Seascapes 1989-94
Seascape #11, 1989
I was never supposed to emerge as an artist, let alone as an older gay man. Between 1984 and 1989 I was among many paralyzed with fear, the sudden loss of lovers and friends, waiting my turn to get sick and eventually die young. I spent a lot of time near the ocean, both Los Angeles and New York, studying figures in the water–swimmers, surfers–photographing their moments of play, sport, moments of solitude as well as companionship.
My still–static–images were intentionally dark and muddy, almost unreadable. Figures were anonymous, insignificant in size or detail in relationship to the mass of gray water and looming sky. Sometimes figures were alone, sometimes engaged with another if only by accident as the current brought them together.

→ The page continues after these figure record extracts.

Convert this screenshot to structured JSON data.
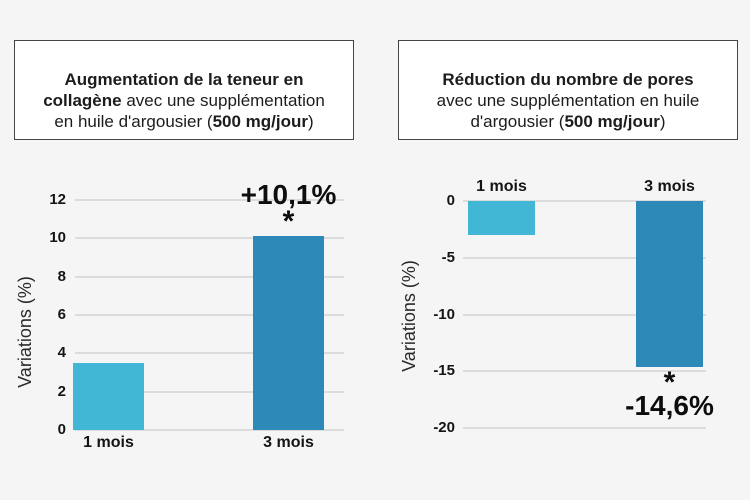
{
  "page": {
    "background": "#f5f5f6",
    "box_border": "#454545",
    "box_background": "#ffffff"
  },
  "colors": {
    "bar_light_blue": "#41b6d5",
    "bar_dark_blue": "#2d89b7",
    "gridline": "#dcdcdc",
    "text": "#141414"
  },
  "left_panel": {
    "title": {
      "bold_lead": "Augmentation de la teneur en\ncollagène",
      "normal_mid": " avec une supplémentation\nen huile d'argousier (",
      "bold_dose": "500 mg/jour",
      "normal_end": ")"
    }
  },
  "right_panel": {
    "title": {
      "bold_lead": "Réduction du nombre de pores",
      "normal_mid": "\navec une supplémentation en huile\nd'argousier (",
      "bold_dose": "500 mg/jour",
      "normal_end": ")"
    }
  },
  "chart_data": [
    {
      "type": "bar",
      "title": "Augmentation de la teneur en collagène avec une supplémentation en huile d'argousier (500 mg/jour)",
      "categories": [
        "1 mois",
        "3 mois"
      ],
      "values": [
        3.5,
        10.1
      ],
      "xlabel": "",
      "ylabel": "Variations (%)",
      "ylim": [
        0,
        12
      ],
      "yticks": [
        12,
        10,
        8,
        6,
        4,
        2,
        0
      ],
      "grid": true,
      "bar_colors": [
        "#41b6d5",
        "#2d89b7"
      ],
      "annotation": {
        "category_index": 1,
        "label": "+10,1%",
        "star": "*",
        "position": "above-bar"
      }
    },
    {
      "type": "bar",
      "title": "Réduction du nombre de pores avec une supplémentation en huile d'argousier (500 mg/jour)",
      "categories": [
        "1 mois",
        "3 mois"
      ],
      "values": [
        -3,
        -14.6
      ],
      "xlabel": "",
      "ylabel": "Variations (%)",
      "ylim": [
        -20,
        0
      ],
      "yticks": [
        0,
        -5,
        -10,
        -15,
        -20
      ],
      "grid": true,
      "bar_colors": [
        "#41b6d5",
        "#2d89b7"
      ],
      "annotation": {
        "category_index": 1,
        "label": "-14,6%",
        "star": "*",
        "position": "below-bar"
      }
    }
  ]
}
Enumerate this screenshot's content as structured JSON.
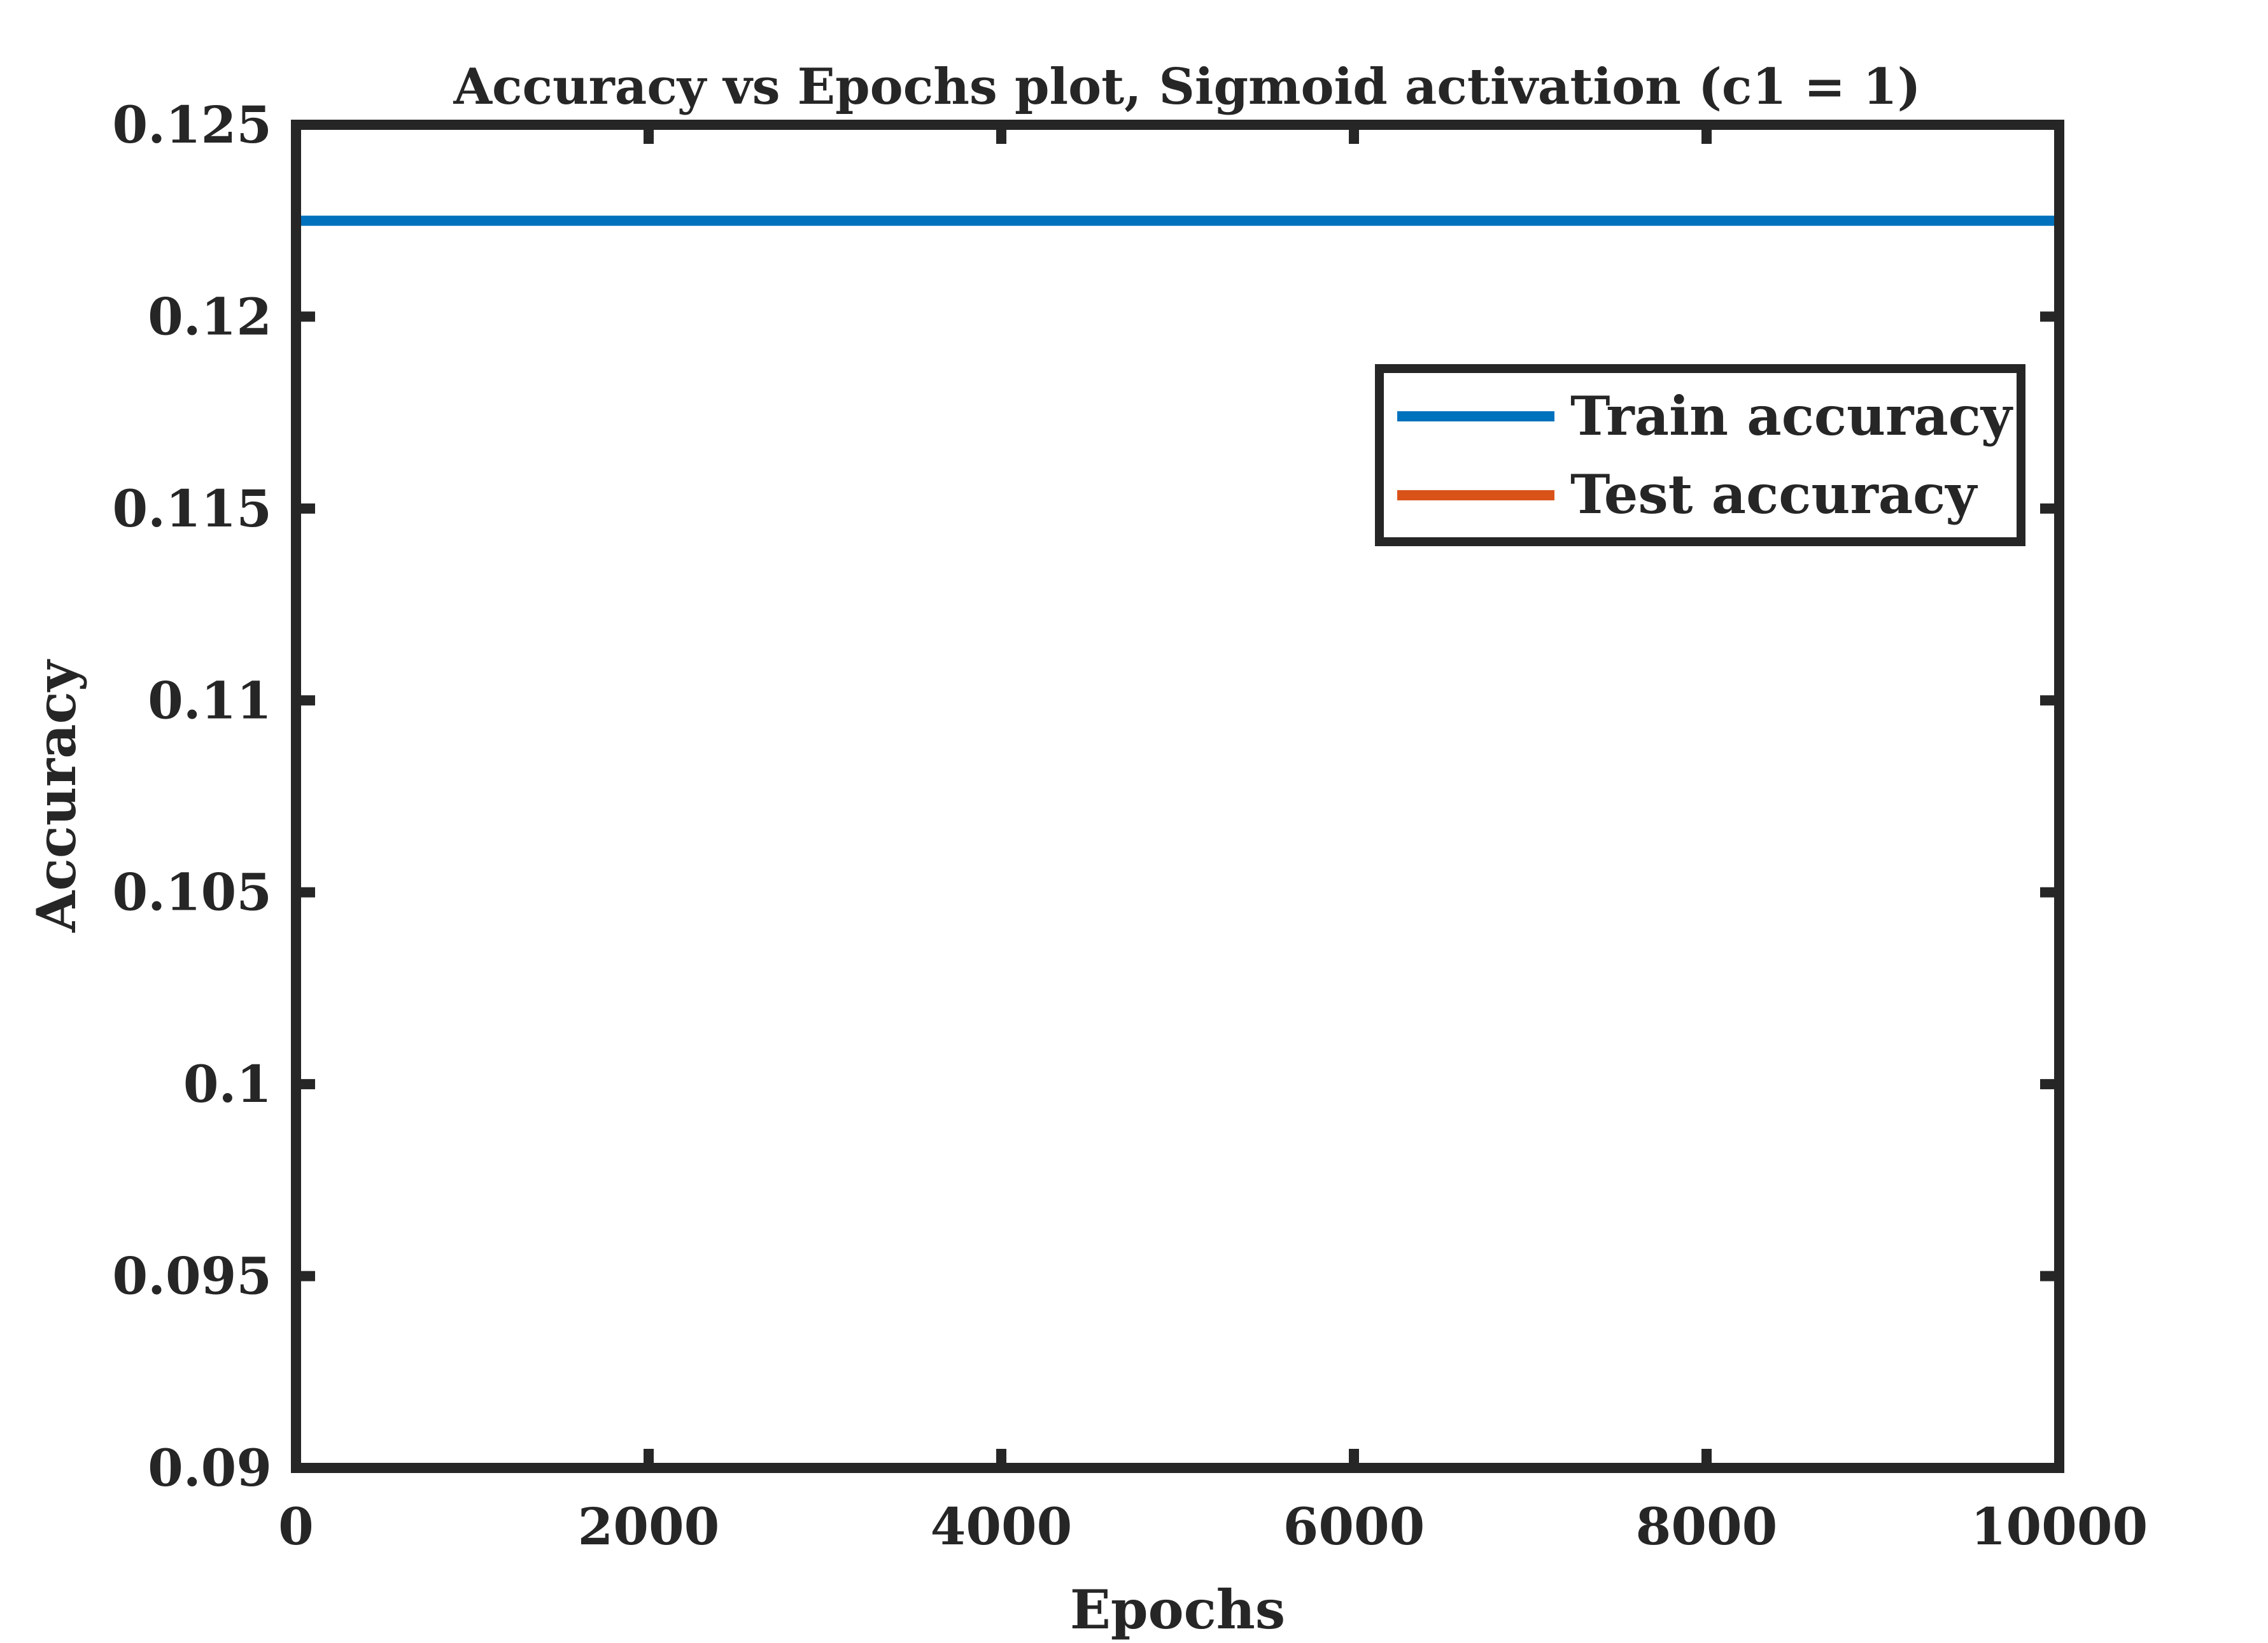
{
  "chart_data": {
    "type": "line",
    "title": "Accuracy vs Epochs plot, Sigmoid activation (c1 = 1)",
    "xlabel": "Epochs",
    "ylabel": "Accuracy",
    "xlim": [
      0,
      10000
    ],
    "ylim": [
      0.09,
      0.125
    ],
    "x_ticks": [
      0,
      2000,
      4000,
      6000,
      8000,
      10000
    ],
    "x_tick_labels": [
      "0",
      "2000",
      "4000",
      "6000",
      "8000",
      "10000"
    ],
    "y_ticks": [
      0.09,
      0.095,
      0.1,
      0.105,
      0.11,
      0.115,
      0.12,
      0.125
    ],
    "y_tick_labels": [
      "0.09",
      "0.095",
      "0.1",
      "0.105",
      "0.11",
      "0.115",
      "0.12",
      "0.125"
    ],
    "grid": false,
    "legend_position": "top-right",
    "series": [
      {
        "name": "Train accuracy",
        "color": "#0072BD",
        "x": [
          0,
          10000
        ],
        "y": [
          0.1225,
          0.1225
        ]
      },
      {
        "name": "Test accuracy",
        "color": "#D95319",
        "x": [
          0,
          10000
        ],
        "y": [
          0.09,
          0.09
        ]
      }
    ]
  }
}
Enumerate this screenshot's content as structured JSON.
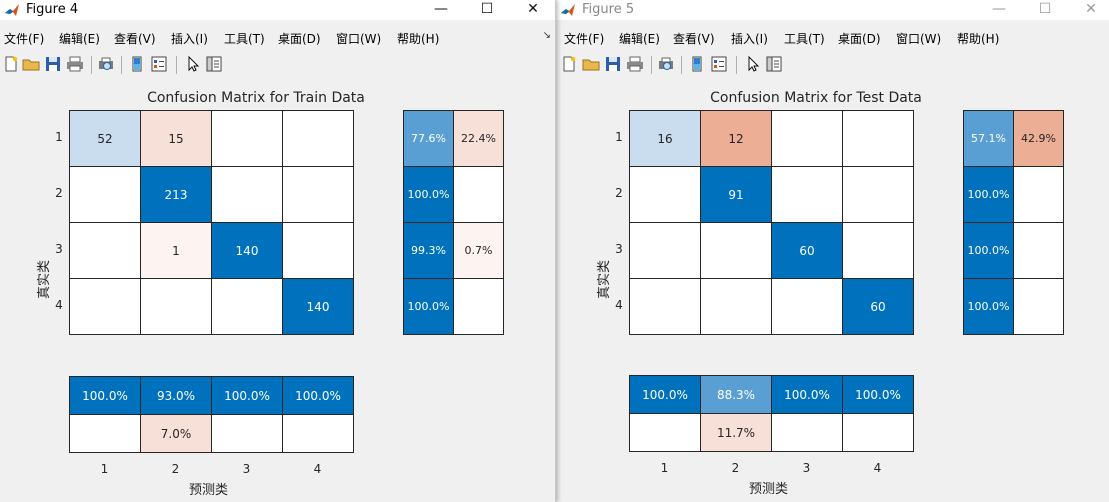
{
  "menu": [
    "文件(F)",
    "编辑(E)",
    "查看(V)",
    "插入(I)",
    "工具(T)",
    "桌面(D)",
    "窗口(W)",
    "帮助(H)"
  ],
  "window_controls": {
    "minimize": "—",
    "maximize": "☐",
    "close": "✕"
  },
  "toolbar_icons": [
    "new-file-icon",
    "open-folder-icon",
    "save-icon",
    "print-icon",
    "print-preview-icon",
    "colorbar-icon",
    "legend-icon",
    "pointer-icon",
    "property-inspector-icon"
  ],
  "windows": [
    {
      "title": "Figure 4"
    },
    {
      "title": "Figure 5"
    }
  ],
  "colors": {
    "blue_dark": "#0072bd",
    "blue_mid": "#5a9fd4",
    "blue_light": "#c9ddef",
    "red_light": "#f7e0d8",
    "red_mid": "#edae96",
    "white": "#ffffff",
    "red_faint": "#fdf3f1"
  },
  "chart_data": [
    {
      "type": "heatmap",
      "title": "Confusion Matrix for Train Data",
      "xlabel": "预测类",
      "ylabel": "真实类",
      "classes": [
        "1",
        "2",
        "3",
        "4"
      ],
      "matrix": [
        [
          52,
          15,
          null,
          null
        ],
        [
          null,
          213,
          null,
          null
        ],
        [
          null,
          1,
          140,
          null
        ],
        [
          null,
          null,
          null,
          140
        ]
      ],
      "row_summary": [
        [
          "77.6%",
          "22.4%"
        ],
        [
          "100.0%",
          ""
        ],
        [
          "99.3%",
          "0.7%"
        ],
        [
          "100.0%",
          ""
        ]
      ],
      "column_summary": {
        "correct": [
          "100.0%",
          "93.0%",
          "100.0%",
          "100.0%"
        ],
        "incorrect": [
          "",
          "7.0%",
          "",
          ""
        ]
      }
    },
    {
      "type": "heatmap",
      "title": "Confusion Matrix for Test Data",
      "xlabel": "预测类",
      "ylabel": "真实类",
      "classes": [
        "1",
        "2",
        "3",
        "4"
      ],
      "matrix": [
        [
          16,
          12,
          null,
          null
        ],
        [
          null,
          91,
          null,
          null
        ],
        [
          null,
          null,
          60,
          null
        ],
        [
          null,
          null,
          null,
          60
        ]
      ],
      "row_summary": [
        [
          "57.1%",
          "42.9%"
        ],
        [
          "100.0%",
          ""
        ],
        [
          "100.0%",
          ""
        ],
        [
          "100.0%",
          ""
        ]
      ],
      "column_summary": {
        "correct": [
          "100.0%",
          "88.3%",
          "100.0%",
          "100.0%"
        ],
        "incorrect": [
          "",
          "11.7%",
          "",
          ""
        ]
      }
    }
  ]
}
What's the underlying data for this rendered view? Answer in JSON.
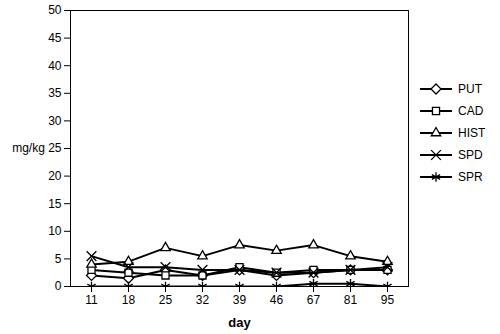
{
  "chart_data": {
    "type": "line",
    "x_label": "day",
    "y_label": "mg/kg",
    "categories": [
      "11",
      "18",
      "25",
      "32",
      "39",
      "46",
      "67",
      "81",
      "95"
    ],
    "series": [
      {
        "name": "PUT",
        "color": "#000000",
        "marker": "diamond",
        "values": [
          2,
          1.5,
          3,
          2,
          3,
          2,
          2.5,
          3,
          3
        ]
      },
      {
        "name": "CAD",
        "color": "#000000",
        "marker": "square",
        "values": [
          3,
          2.5,
          2,
          2,
          3.5,
          2.5,
          3,
          3,
          3
        ]
      },
      {
        "name": "HIST",
        "color": "#000000",
        "marker": "triangle",
        "values": [
          4,
          4.5,
          7,
          5.5,
          7.5,
          6.5,
          7.5,
          5.5,
          4.5
        ]
      },
      {
        "name": "SPD",
        "color": "#000000",
        "marker": "times",
        "values": [
          5.5,
          3.5,
          3.5,
          3,
          3,
          2.5,
          2.5,
          3,
          3.5
        ]
      },
      {
        "name": "SPR",
        "color": "#000000",
        "marker": "asterisk",
        "values": [
          0,
          0,
          0,
          0,
          0,
          0,
          0.5,
          0.5,
          0
        ]
      }
    ],
    "ylim": [
      0,
      50
    ],
    "yticks": [
      0,
      5,
      10,
      15,
      20,
      25,
      30,
      35,
      40,
      45,
      50
    ],
    "legend": "right",
    "grid": false
  }
}
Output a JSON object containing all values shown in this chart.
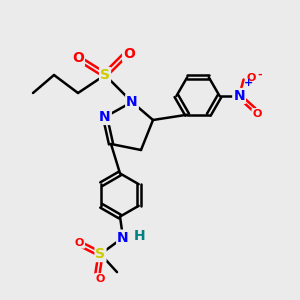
{
  "bg_color": "#ebebeb",
  "line_color": "#000000",
  "bond_width": 1.8,
  "atom_colors": {
    "N": "#0000ff",
    "O": "#ff0000",
    "S": "#cccc00",
    "H": "#008080",
    "C": "#000000",
    "plus": "#0000ff",
    "minus": "#ff0000"
  },
  "font_size": 10,
  "small_font_size": 8
}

In the early 90s I completed a film where I pointed my video camera at male swimmers frolicking in the Atlantic. Waves enveloped them, some resurfacing others times not. Some moved out of frame never to return, others slowly appeared, quickly left, then returned as if they were never gone. Occasionally a figure caught my gaze but as the tide swept them out, their attention quickly turned back to treading a seachange.
In editing I was able to apply an aesthetic of flattening the tones of black and white to gray. Since images were now moving I could deal with time. I chose to slow them down as this allowed for the figures to move within the frame gracefully. They became dancers in a ballet, steps more precise in yet an unconventional stage sometimes caught off guard by a sudden smack of a wave.